If you’ve ever been involved in an enterprise software development project in any capacity, you’ll likely have experienced scope creep at some point. Even if you haven’t heard the term before you will know it when you see it. For consultants, scope creep tends to come from a client email, asking for an additional small feature to an already scoped project. For clients, it might come from a contractor, telling you that something unexpected has come up.
Scope creep can also be the result of the best motives. A firm might prioritize building a good relationship with their clients from the start. That could lead to the firm agreeing to add little extra details at no extra charge. They may even create them of their own accord. It sounds like a win-win for the client but this is a system that can undoubtedly grow into an exploitative and unbalanced one. Of course, even in-house projects aren’t immune.
The easiest way to avoid scope creep is to prevent it by creating a detailed Scope Statement before the project begins. The first step in creating an effective statement is to carry out a thorough discovery phase to identify the problems that need to be solved and project goals. Discovery also includes taking an in-depth look into the existing infrastructure to create the best solution. The result of this process is a software requirements document with a plan for what is going to be built and when.
Scope creep can also occur wherein lies a failure in communication between key stakeholders. The assurances a sales team might make to win a client may not always correspond with what the technical team can deliver; whether functionality or timescale.
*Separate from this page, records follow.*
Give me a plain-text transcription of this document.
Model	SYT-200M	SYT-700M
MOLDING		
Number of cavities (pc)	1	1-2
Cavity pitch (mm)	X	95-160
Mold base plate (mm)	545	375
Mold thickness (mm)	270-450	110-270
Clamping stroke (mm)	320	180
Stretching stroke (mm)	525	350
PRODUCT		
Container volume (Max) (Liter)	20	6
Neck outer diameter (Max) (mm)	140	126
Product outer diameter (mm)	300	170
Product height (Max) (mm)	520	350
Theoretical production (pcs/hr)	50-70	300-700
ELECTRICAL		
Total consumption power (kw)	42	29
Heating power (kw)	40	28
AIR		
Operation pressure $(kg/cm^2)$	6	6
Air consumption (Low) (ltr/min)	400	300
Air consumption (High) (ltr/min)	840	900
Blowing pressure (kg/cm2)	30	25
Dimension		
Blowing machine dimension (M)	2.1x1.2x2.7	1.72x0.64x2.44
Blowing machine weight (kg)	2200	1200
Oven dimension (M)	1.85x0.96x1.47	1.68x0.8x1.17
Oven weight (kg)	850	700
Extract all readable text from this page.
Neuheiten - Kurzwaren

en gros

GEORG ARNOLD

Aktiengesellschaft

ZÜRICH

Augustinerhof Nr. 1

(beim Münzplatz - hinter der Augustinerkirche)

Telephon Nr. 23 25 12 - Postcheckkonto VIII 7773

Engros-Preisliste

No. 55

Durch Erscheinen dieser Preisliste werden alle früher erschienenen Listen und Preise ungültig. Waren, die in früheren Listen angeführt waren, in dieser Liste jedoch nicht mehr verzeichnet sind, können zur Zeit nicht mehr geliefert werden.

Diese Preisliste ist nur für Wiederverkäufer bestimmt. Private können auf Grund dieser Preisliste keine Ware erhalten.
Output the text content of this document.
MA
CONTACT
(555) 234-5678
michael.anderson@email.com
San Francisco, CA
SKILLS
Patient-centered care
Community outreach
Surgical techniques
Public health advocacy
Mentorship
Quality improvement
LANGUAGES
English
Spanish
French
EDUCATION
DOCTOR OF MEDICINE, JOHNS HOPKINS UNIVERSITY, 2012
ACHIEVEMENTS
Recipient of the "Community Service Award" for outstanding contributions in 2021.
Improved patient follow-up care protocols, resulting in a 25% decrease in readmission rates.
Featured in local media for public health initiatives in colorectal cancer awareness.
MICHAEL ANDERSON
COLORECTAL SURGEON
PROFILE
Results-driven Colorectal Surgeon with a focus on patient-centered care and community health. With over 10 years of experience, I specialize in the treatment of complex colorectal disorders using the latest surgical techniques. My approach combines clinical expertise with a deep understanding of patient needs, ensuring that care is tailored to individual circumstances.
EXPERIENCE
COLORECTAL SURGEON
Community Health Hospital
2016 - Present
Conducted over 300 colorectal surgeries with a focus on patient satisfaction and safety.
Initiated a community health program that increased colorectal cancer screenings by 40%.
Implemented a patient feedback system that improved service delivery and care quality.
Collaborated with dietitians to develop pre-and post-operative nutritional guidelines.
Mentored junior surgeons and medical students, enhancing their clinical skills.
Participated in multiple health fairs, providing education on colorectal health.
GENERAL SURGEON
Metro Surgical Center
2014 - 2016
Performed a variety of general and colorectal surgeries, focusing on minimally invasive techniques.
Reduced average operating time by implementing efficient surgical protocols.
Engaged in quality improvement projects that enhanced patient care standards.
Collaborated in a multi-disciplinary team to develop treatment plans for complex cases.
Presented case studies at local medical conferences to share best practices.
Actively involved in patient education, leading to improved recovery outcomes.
A scope statement is developed with input from across the business, thus effective managerial support will be more realistic.
Any project has more than one way to achieve the objective. A lack of clarity about the outcome can be a major contributing factor in scope creep. This why it is important to provide an overview of each phase in the process before the work begins; allowing the client to make an informed decision. Imagine a world, free of sleepless nights and late-night phone calls about missing features or misinformed deadlines!
Even with a clear requirement document, projects rarely go entirely as planned. Good communication is the key to preventing small issues from turning into bigger problems. One way to improve communication is to create a mutual feedback and review process within the contract. It’s also good practice to include a sign off procedure with a preferred method of contact to avoid delays if changes to the scope are needed.
While your scope statement will set out the extent of the project, it will be developed in sections or phases. When scope creep affects one element of a section, it behaves like a ripple effect and impacts the entire project. Breaking the project down into milestones with realistic task duration will help with precautionary measures and early detection to ensure corrective action and diligence.
Scope creep could leave your budget spinning out of control around a system that doesn’t justify the cost. We've had many encounters over the years with companies who had spent months in development but couldn't finish more than 20% of their project due to scope creep.
In 2002, 21st Century Insurance invested $100 million to develop a system that managed applications including billing, claims, and customer services. After 5 years, the product was still in development and only supported 2% of the business. Analysts later concluded that a better result would have been achieved using off-the-shelf components.
Scope creeps seem menacing because they can completely derail or cripple a project at any time. But if all parties in the project have a higher level of trust and communication, these interruptions can be seen as positive agents of change.
How? Well, they are changes in disguise and not all changes are bad. Challenges lead to growth and every bump in the road can develop into a greater outcome, especially when you've created room for them. If you followed these steps, then you will already have the time, organization, and budget to incorporate any changes in your project scope to recover and maintain progress. So just make sure to track and monitor all changes and their impact; as long as there are no liabilities, you can go for it!